Gut, es stellte sich also heraus, daß ich nicht getauft war, daher auch nicht zum Konfirmanden-Unterricht zugelassen werden konnte. Es mag unlogisch erscheinen, daß ich diesen Ausschluß nicht hinnehmen wollte. Wäre es nicht ein »Abseits« gewesen, ein Moment, sich zu unterscheiden? Hätte es mir nicht sogar zusätzlichen Unterricht und die Teilnahme an Zeremonien erspart? Doch es war ein Moment der Differenz, das nicht eigentlich das »meine« war, kein Aspekt des »erbitterten Kriegs«, ein zufälliges, nicht angeeignetes, sinnarmes Moment der Nicht-Übereinstimmung. Nahmen denn alle evangelischen Schüler meines Alters an der Konfirmation teil? Nein, einige nicht. Aber warum? Entweder waren ihre Eltern Angehörige einer der vielen Sekten, die es in Sachsen immer gegeben hat: wunderliche Heilige, mit meist geduckten, stillen Kindern, mit denen ich nichts gemeinsam hatte, oder es waren die Söhne dezidierter Faschisten, deren aufgeblasene Kirchenfeindlichkeit nur die andere Seite ihrer »Weltanschauung« war. Da lag mir alles an Distanz und nichts an objektiver Nähe. Überdies hatte ich begonnen, Träumen und Stimmungen nachzugehen, die wir »religiöse« nennen. Am Religionsunterricht war ich sogar sehr interessiert, so selten er mir damals auch das gab, was ich erwartete.

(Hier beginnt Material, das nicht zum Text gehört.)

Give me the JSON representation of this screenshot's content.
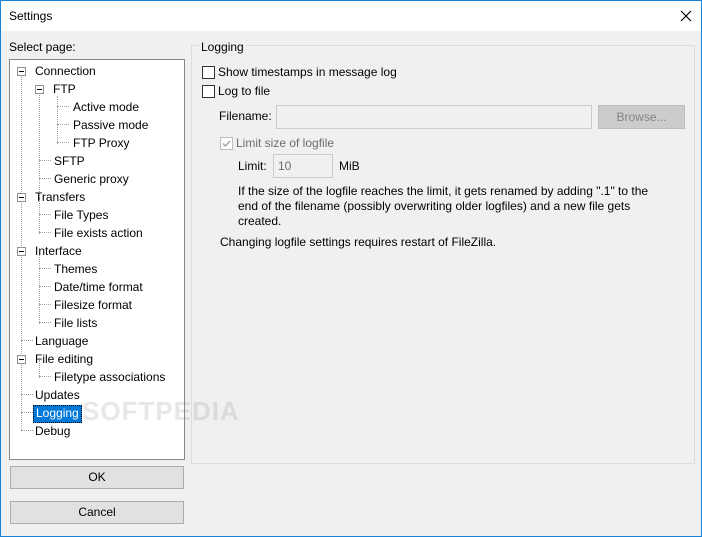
{
  "window": {
    "title": "Settings"
  },
  "sidebar": {
    "label": "Select page:",
    "items": [
      {
        "label": "Connection"
      },
      {
        "label": "FTP"
      },
      {
        "label": "Active mode"
      },
      {
        "label": "Passive mode"
      },
      {
        "label": "FTP Proxy"
      },
      {
        "label": "SFTP"
      },
      {
        "label": "Generic proxy"
      },
      {
        "label": "Transfers"
      },
      {
        "label": "File Types"
      },
      {
        "label": "File exists action"
      },
      {
        "label": "Interface"
      },
      {
        "label": "Themes"
      },
      {
        "label": "Date/time format"
      },
      {
        "label": "Filesize format"
      },
      {
        "label": "File lists"
      },
      {
        "label": "Language"
      },
      {
        "label": "File editing"
      },
      {
        "label": "Filetype associations"
      },
      {
        "label": "Updates"
      },
      {
        "label": "Logging"
      },
      {
        "label": "Debug"
      }
    ],
    "selected": "Logging"
  },
  "buttons": {
    "ok": "OK",
    "cancel": "Cancel"
  },
  "logging": {
    "group_label": "Logging",
    "show_timestamps": "Show timestamps in message log",
    "log_to_file": "Log to file",
    "filename_label": "Filename:",
    "filename_value": "",
    "browse": "Browse...",
    "limit_size": "Limit size of logfile",
    "limit_label": "Limit:",
    "limit_value": "10",
    "limit_unit": "MiB",
    "info_line1": "If the size of the logfile reaches the limit, it gets renamed by adding \".1\" to the",
    "info_line2": "end of the filename (possibly overwriting older logfiles) and a new file gets",
    "info_line3": "created.",
    "restart_note": "Changing logfile settings requires restart of FileZilla."
  },
  "watermark": "SOFTPEDIA"
}
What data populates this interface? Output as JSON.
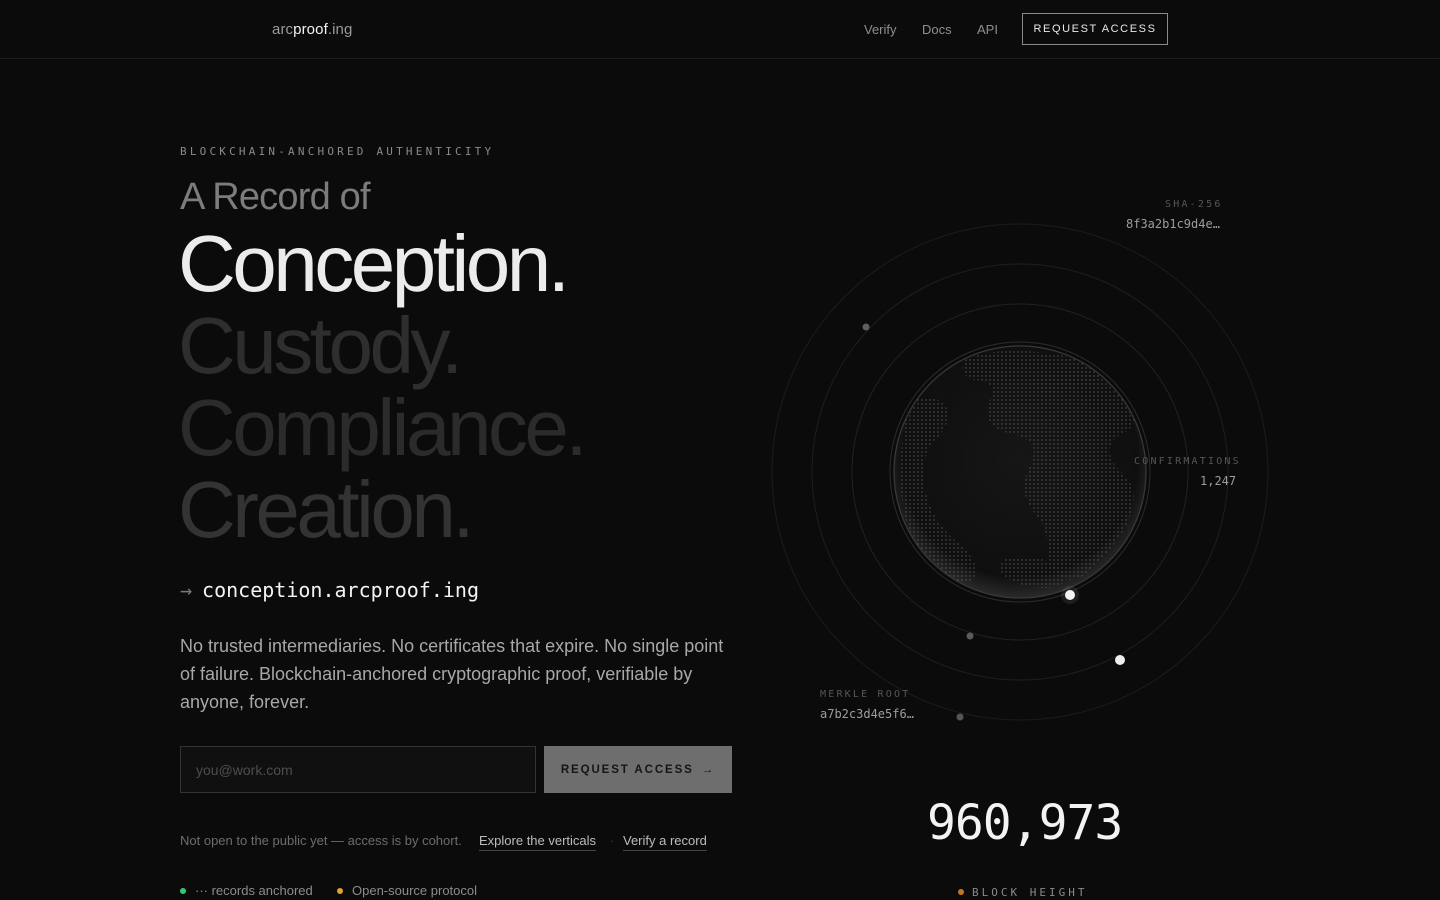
{
  "header": {
    "logo": {
      "prefix": "arc",
      "middle": "proof",
      "suffix": ".ing"
    },
    "nav": [
      "Verify",
      "Docs",
      "API"
    ],
    "cta": "REQUEST ACCESS"
  },
  "hero": {
    "eyebrow": "BLOCKCHAIN-ANCHORED AUTHENTICITY",
    "lead": "A Record of",
    "words": [
      "Conception.",
      "Custody.",
      "Compliance.",
      "Creation."
    ],
    "url_arrow": "→",
    "url": "conception.arcproof.ing",
    "description": "No trusted intermediaries. No certificates that expire. No single point of failure. Blockchain-anchored cryptographic proof, verifiable by anyone, forever.",
    "email_placeholder": "you@work.com",
    "cta": "REQUEST ACCESS",
    "cta_arrow": "→",
    "note": "Not open to the public yet — access is by cohort.",
    "link_verticals": "Explore the verticals",
    "link_verify": "Verify a record",
    "separator": "·",
    "stats": [
      {
        "label": "··· records anchored",
        "color": "#2ecc71"
      },
      {
        "label": "Open-source protocol",
        "color": "#e0a32a"
      }
    ]
  },
  "visual": {
    "sha_label": "SHA-256",
    "sha_value": "8f3a2b1c9d4e…",
    "confirmations_label": "CONFIRMATIONS",
    "confirmations_value": "1,247",
    "merkle_label": "MERKLE ROOT",
    "merkle_value": "a7b2c3d4e5f6…",
    "block_height": "960,973",
    "block_height_label": "BLOCK HEIGHT",
    "block_dot_color": "#c8741f"
  }
}
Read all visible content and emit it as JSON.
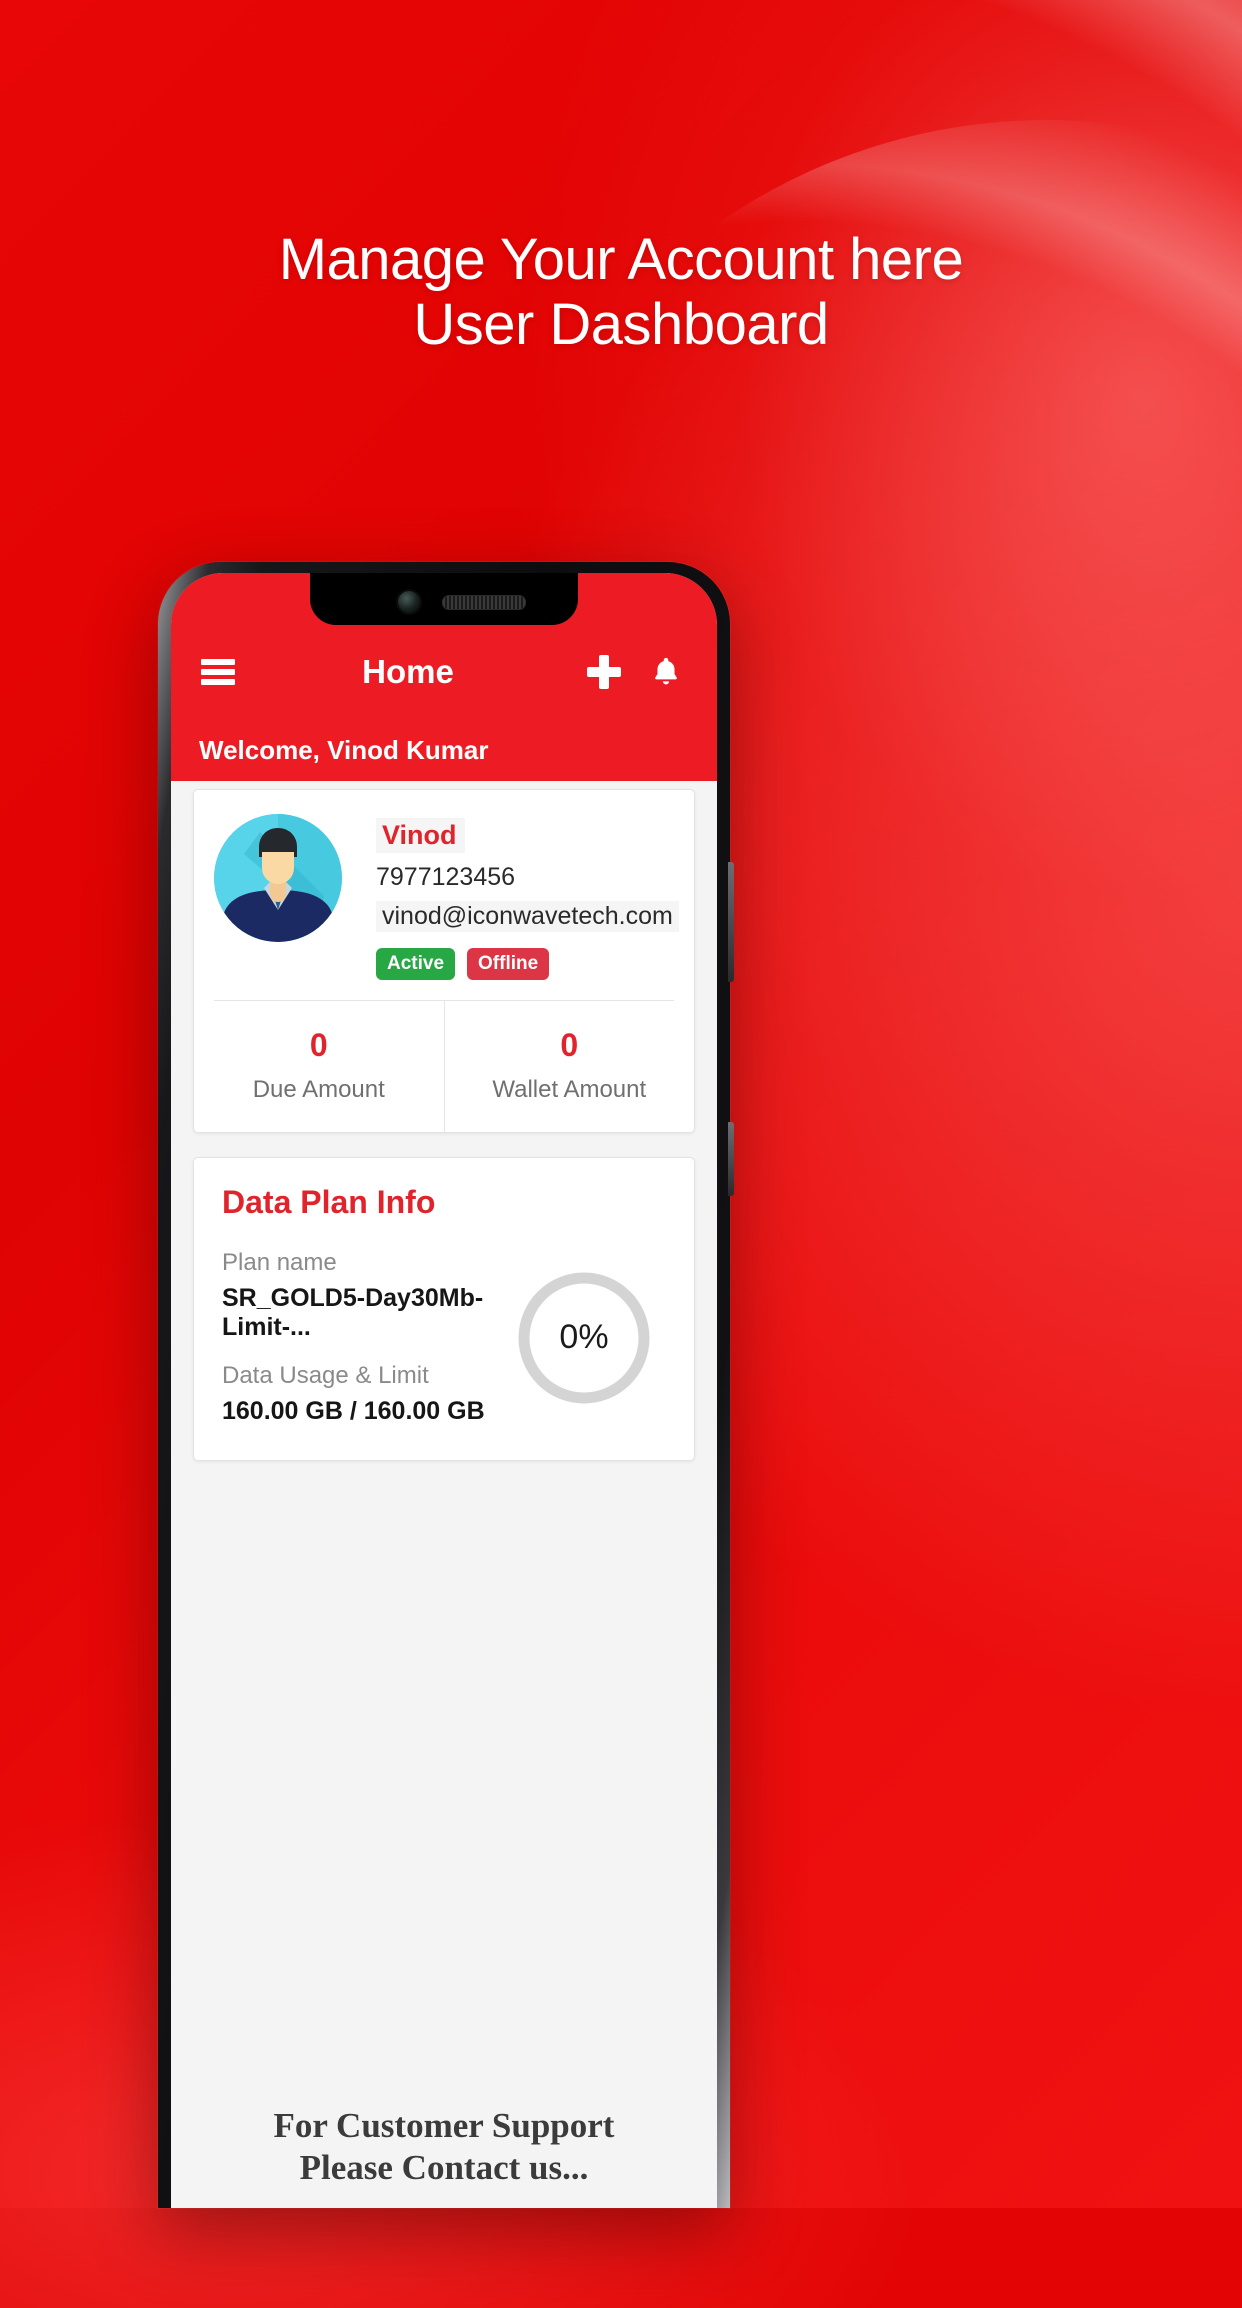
{
  "promo": {
    "headline_line1": "Manage Your Account here",
    "headline_line2": "User Dashboard",
    "background_color": "#e30505"
  },
  "appbar": {
    "menu_icon": "hamburger-icon",
    "title": "Home",
    "add_icon": "plus-icon",
    "notification_icon": "bell-icon",
    "background_color": "#ed1c24"
  },
  "welcome": {
    "text": "Welcome, Vinod Kumar"
  },
  "profile": {
    "avatar_icon": "user-avatar-icon",
    "name": "Vinod",
    "phone": "7977123456",
    "email": "vinod@iconwavetech.com",
    "status_badge": "Active",
    "connection_badge": "Offline",
    "status_color": "#28a745",
    "connection_color": "#dc3545"
  },
  "amounts": [
    {
      "value": "0",
      "label": "Due Amount"
    },
    {
      "value": "0",
      "label": "Wallet Amount"
    }
  ],
  "data_plan": {
    "title": "Data Plan Info",
    "plan_name_label": "Plan name",
    "plan_name_value": "SR_GOLD5-Day30Mb-Limit-...",
    "usage_label": "Data Usage & Limit",
    "usage_value": "160.00 GB / 160.00 GB",
    "percent_text": "0%",
    "percent_value": 0,
    "gauge_track_color": "#d4d4d4",
    "gauge_fill_color": "#e0242c"
  },
  "support": {
    "line1": "For Customer Support",
    "line2": "Please Contact us..."
  },
  "accent": {
    "red": "#e0242c",
    "brand_red": "#ed1c24"
  }
}
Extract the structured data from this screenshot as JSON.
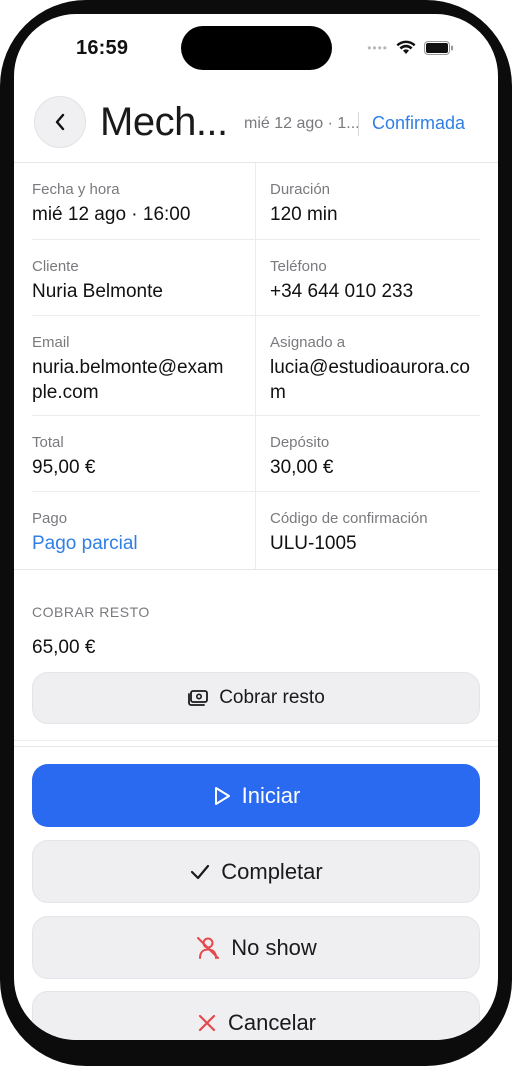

Kurz: ich ließ mich in Dresden taufen und wurde Ostern 1937 in derselben Kirche konfirmiert. Nun war die Konfirmation aber, anders als die Taufprozedur, ein öffentlicher, kein privater Akt. Diese kirchliche Öffentlichkeit hat bekanntlich ihre spezifische Verkehrsform. Man erschien reinlich und gut gekleidet – es gab dafür ein besonderes Kleidungsstück, den »Konfirmanden-Anzug«. Ihn neu zu erwerben, lag außerhalb der finanziellen Möglichkeiten meines Vaters; er mußte irgendwo geliehen werden – aber wo? Dann gab es für die Feier eine peinliche Choreografie, die im Unterricht eingeübt worden war.
Und nur über der Taufe hatte ein schwacher Glanz des Magischen geschwebt, eine Erinnerung an jene unio mystica , von der ich später in den Predigten des Meister Eckehart las; die Konfirmation dagegen roch. Sie roch nach Unterwerfung, nach faktischer Normalität. Sie trieb den Geist aus wie ein unerwünschter preußischer Katechet.